For example, take education bills like No Child Left Behind. These were likely created with the best of intentions, but in practice they simply made some children feel bad about their naturally slower-paced learning. In addition, the law made other children become bored and unruly due to their natural tendency to pick up on new concepts much quicker.

In complete honesty a bill like No Child Left Behind was doomed to failure from the beginning. No matter how much we try to encourage it, no two people are skilled in the same areas or to the same degree.

Just think how much farther ahead our world could be if some of the brightest members were allowed to excel independently from a young age.

Can you think of any other problems associated with our society’s tendency to encourage all people to be well-rounded?


10 thoughts on “The Problem With Being Well-Rounded

  1. I started to notice this in the tech world years ago.
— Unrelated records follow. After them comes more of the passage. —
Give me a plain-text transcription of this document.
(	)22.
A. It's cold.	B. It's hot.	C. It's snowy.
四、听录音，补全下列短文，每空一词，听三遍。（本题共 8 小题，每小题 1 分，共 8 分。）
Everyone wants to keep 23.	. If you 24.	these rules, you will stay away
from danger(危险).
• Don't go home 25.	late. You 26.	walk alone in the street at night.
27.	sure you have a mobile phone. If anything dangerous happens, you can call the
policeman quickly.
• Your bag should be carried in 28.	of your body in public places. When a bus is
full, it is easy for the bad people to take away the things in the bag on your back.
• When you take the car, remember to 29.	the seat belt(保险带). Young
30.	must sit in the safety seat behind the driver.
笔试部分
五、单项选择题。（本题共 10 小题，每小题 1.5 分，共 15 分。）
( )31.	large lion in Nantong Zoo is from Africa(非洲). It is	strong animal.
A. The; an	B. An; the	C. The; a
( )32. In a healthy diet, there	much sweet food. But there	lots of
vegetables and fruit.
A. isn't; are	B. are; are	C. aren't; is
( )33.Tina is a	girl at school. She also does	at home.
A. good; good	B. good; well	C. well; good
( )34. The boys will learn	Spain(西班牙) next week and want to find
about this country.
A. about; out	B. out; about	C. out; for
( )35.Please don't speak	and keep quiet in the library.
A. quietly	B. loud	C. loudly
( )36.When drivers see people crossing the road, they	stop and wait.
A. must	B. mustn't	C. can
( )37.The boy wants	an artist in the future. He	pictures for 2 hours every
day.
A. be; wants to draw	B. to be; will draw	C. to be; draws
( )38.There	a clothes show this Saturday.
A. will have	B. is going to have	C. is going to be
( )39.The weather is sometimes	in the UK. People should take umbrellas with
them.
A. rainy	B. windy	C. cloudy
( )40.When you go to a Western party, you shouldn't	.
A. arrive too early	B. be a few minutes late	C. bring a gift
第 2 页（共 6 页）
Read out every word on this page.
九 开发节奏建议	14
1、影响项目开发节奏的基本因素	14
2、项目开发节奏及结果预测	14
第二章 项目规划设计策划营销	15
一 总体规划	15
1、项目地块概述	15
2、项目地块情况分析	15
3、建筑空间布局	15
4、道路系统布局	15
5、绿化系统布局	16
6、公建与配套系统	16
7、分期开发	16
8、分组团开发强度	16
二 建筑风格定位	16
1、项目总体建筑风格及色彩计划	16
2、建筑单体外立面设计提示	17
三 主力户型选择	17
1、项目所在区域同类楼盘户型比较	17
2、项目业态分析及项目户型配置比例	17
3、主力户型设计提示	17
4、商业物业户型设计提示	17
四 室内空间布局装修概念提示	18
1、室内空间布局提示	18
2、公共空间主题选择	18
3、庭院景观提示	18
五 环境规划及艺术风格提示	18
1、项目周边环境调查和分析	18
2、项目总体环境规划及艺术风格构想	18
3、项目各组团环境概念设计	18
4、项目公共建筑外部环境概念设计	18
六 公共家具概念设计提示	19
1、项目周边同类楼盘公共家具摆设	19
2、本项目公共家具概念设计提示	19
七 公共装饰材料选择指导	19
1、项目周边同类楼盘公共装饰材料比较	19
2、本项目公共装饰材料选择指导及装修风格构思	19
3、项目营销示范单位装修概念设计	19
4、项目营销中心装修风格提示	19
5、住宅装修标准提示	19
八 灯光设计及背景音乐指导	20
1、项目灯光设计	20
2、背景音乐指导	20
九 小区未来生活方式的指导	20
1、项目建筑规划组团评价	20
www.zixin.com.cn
Technical disciplines that took years to master went without having anyone coming up the ranks to gain the in depth knowledge because the corp no longer valued that level of dedication and knowledge and valued more the people who moved around learning the surface of many disciplines. Of course when the sticky brown stuff hit the fan and nobody knew quickly how to restore something then the business paid dearly for the outage.

  2. I’m surprised you brought up this point -> “This means that we’ve become a society that relies on other people (or machines and technology) to do these things for us.” I would think that this is actually a product of specialization. If people were truly well-rounded they would have those basic skills you described (sewing, basic carpentry, etc.). Instead I think we are focusing on the wrong aspects of being well-rounded and not teaching young people some of those basic life skills. But as far as education is concerned, it’s difficult to disagree with you. We definitely hold some students back for the sake of others.

  3. As someone who struggled in school, I am glad they are making sure everyone is not forgotten, but I also see your point as well. When I was going through college, you could be a video editor an that’s it…not a motion graphics artist, colorist, etc. Now they want you to be able to do it all, and that’s what younger kids are forced to do, when those jobs really should be broken up into three people.

    1. There are definitely two sides to everything Tonya, thanks for the reminder 🙂 I do hate how they expect 1 person to do the job of 3 people a lot more often these days. I have that situation at my FT job right now as I’m expected to stay up-to-date on both sides of our company’s business. It’s difficult!

  4. I’m actually surprised by the number of people who still believe that being well rounded is necessarily a good thing. I’m not saying that people are better off when they lack basic life skills such as literacy, numeracy, cooking and observing social mores, but after that being well rounded has diminishing returns.

    I think this belief is rooted in the myth of the “Renaissance Man” or that the enlightened person can learn anything. In reality, true “Renaissance Men” were absurdly focused on their particular interests (the possible exception being Benjamin Franklin who is just fascinating).

    This myth is one reason that I hope to homeschool my son until I feel confident that he is independent minded enough to pursue his goals even if it means sacrificing other people’s goals for him.

  5. You know what Steve Jobs said – the key to success is to focus, focus, focus. When you become “well rounded”, you becoming good at many things but great at nothing because your time and energy is divided. Greatness is achieved by laser eyed, unwaivering focus on doing 1 thing really really well.